Anyone going to the RS day monday? Im only a member of a few forums, and none of them are having a stand. I would like to get down there on a stand but dont know anyone thats going?!


----------



## timster (May 10, 2009)

What car you got?


----------



## cosmo (Mar 8, 2007)

I'm there on the stand with 'The Timster'

_Bring it on_ :thumb:


----------



## ChrisD (Mar 7, 2009)

FRP - Ford Racing puma. 

Would be great if you could get me on stand or/and maybe some track time.


----------



## Clb Ltd (Apr 24, 2007)

Would liked to have gone to this but RS is out of MOT


----------



## cosmo (Mar 8, 2007)

Clb Ltd said:


> Would liked to have gone to this but RS is out of MOT


 gutter fella


----------



## Clb Ltd (Apr 24, 2007)

cosmo said:


> gutter fella


just a bit.


----------



## cosmo (Mar 8, 2007)

ChrisD said:


> FRP - Ford Racing puma.
> 
> Would be great if you could get me on stand or/and maybe some track time.


If you dont call me I cant get you in :wall:


----------



## ChrisD (Mar 7, 2009)

I did make it in the end. Thanks for trying to get me in cosmo, but it was to late when i seen your message. 

I was parked next to the MK1 escort that was for sale, I was the only FRP there. 

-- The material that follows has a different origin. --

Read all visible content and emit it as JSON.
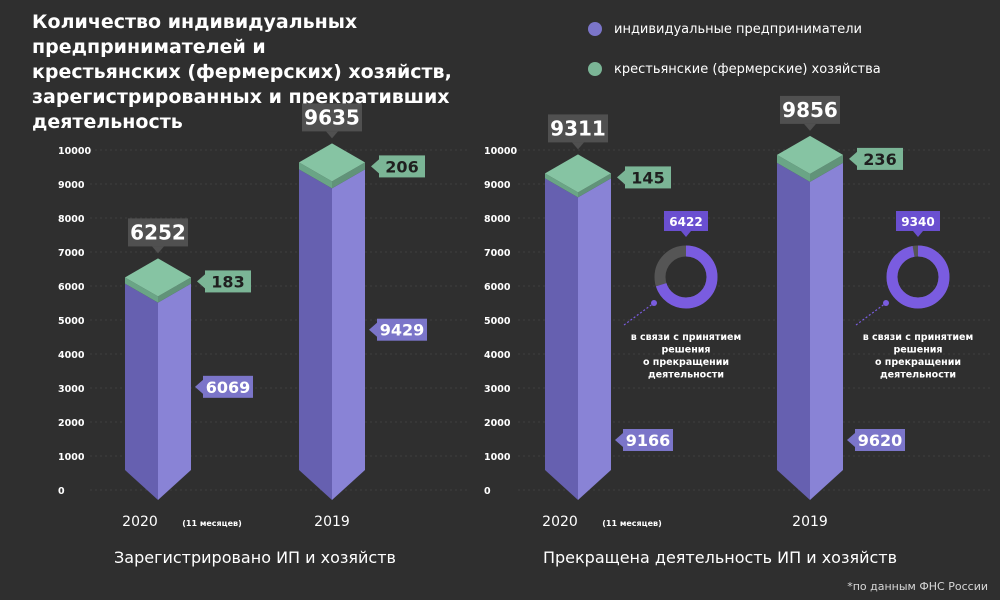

Timster, does your nuber plate end with 'EVO'?


----------



## timster (May 10, 2009)

ChrisD said:


> I did make it in the end. Thanks for trying to get me in cosmo, but it was to late when i seen your message.
> 
> I was parked next to the MK1 escort that was for sale, I was the only FRP there.
> 
> *Timster, does your nuber plate end with 'EVO'?*


No :thumb:


----------



## ChrisD (Mar 7, 2009)

is that no a yes or a no? lol


----------



## TANNERS (Jul 15, 2007)

did you have fun boys?????


any pics


----------



## timster (May 10, 2009)

ChrisD said:


> is that no a yes or a no? lol


NNNNOOOOOOOOOOOOOO!


----------



## PETER @ ECLIPSE (Apr 19, 2006)

some pics from today


----------



## TANNERS (Jul 15, 2007)

love the old stuff


----------



## PETER @ ECLIPSE (Apr 19, 2006)

took close to 100 pics , track stuff and that , got a face like a baboons ar5e,we had the heating on two days ago , think we have had a week of real inconsistent weather


----------



## cosmo (Mar 8, 2007)

PETER @ ECLIPSE said:


> took close to 100 pics , track stuff and that , got a face like a baboons ar5e,we had the heating on two days ago , think we have had a week of real inconsistent weather


Best pics of the day I've seen so far on the web Pete :thumb:

You were pulling our leg about needing a lesson on the camera I recon :lol:


----------



## cosmo (Mar 8, 2007)

ChrisD said:


> I did make it in the end. Thanks for trying to get me in cosmo, *but it was to late when i seen your message*.


No it was'nt, you you did'nt get back to me after my post on Sunday 



ChrisD said:


> I was parked next to the MK1 escort that was for sale, *I was the only FRP there*.


We were parked there too, but missed your car fella.

Unusual to have just one of them at a show though as there is a fleet of them as a rule


----------



## PETER @ ECLIPSE (Apr 19, 2006)

cosmo said:


> Best pics of the day I've seen so far on the web Pete :thumb:
> 
> You were pulling our leg about needing a lesson on the camera I recon :lol:


lol paul mate , i asked your club photographer about the best settings , he said stick it on auto and press the button lol.


----------



## PETER @ ECLIPSE (Apr 19, 2006)

few more 
















































no idea who these guys are , thanks for inviting me to the day really enjoyed the cars and the company


----------



## mattjonescardiff (Dec 12, 2006)

Looks like a great day. That red RS turbo is absolutely superb.


----------



## marcj (Jun 3, 2008)

some nice pics there fella,i do use some different settings but more often or not i use auto :thumb:


----------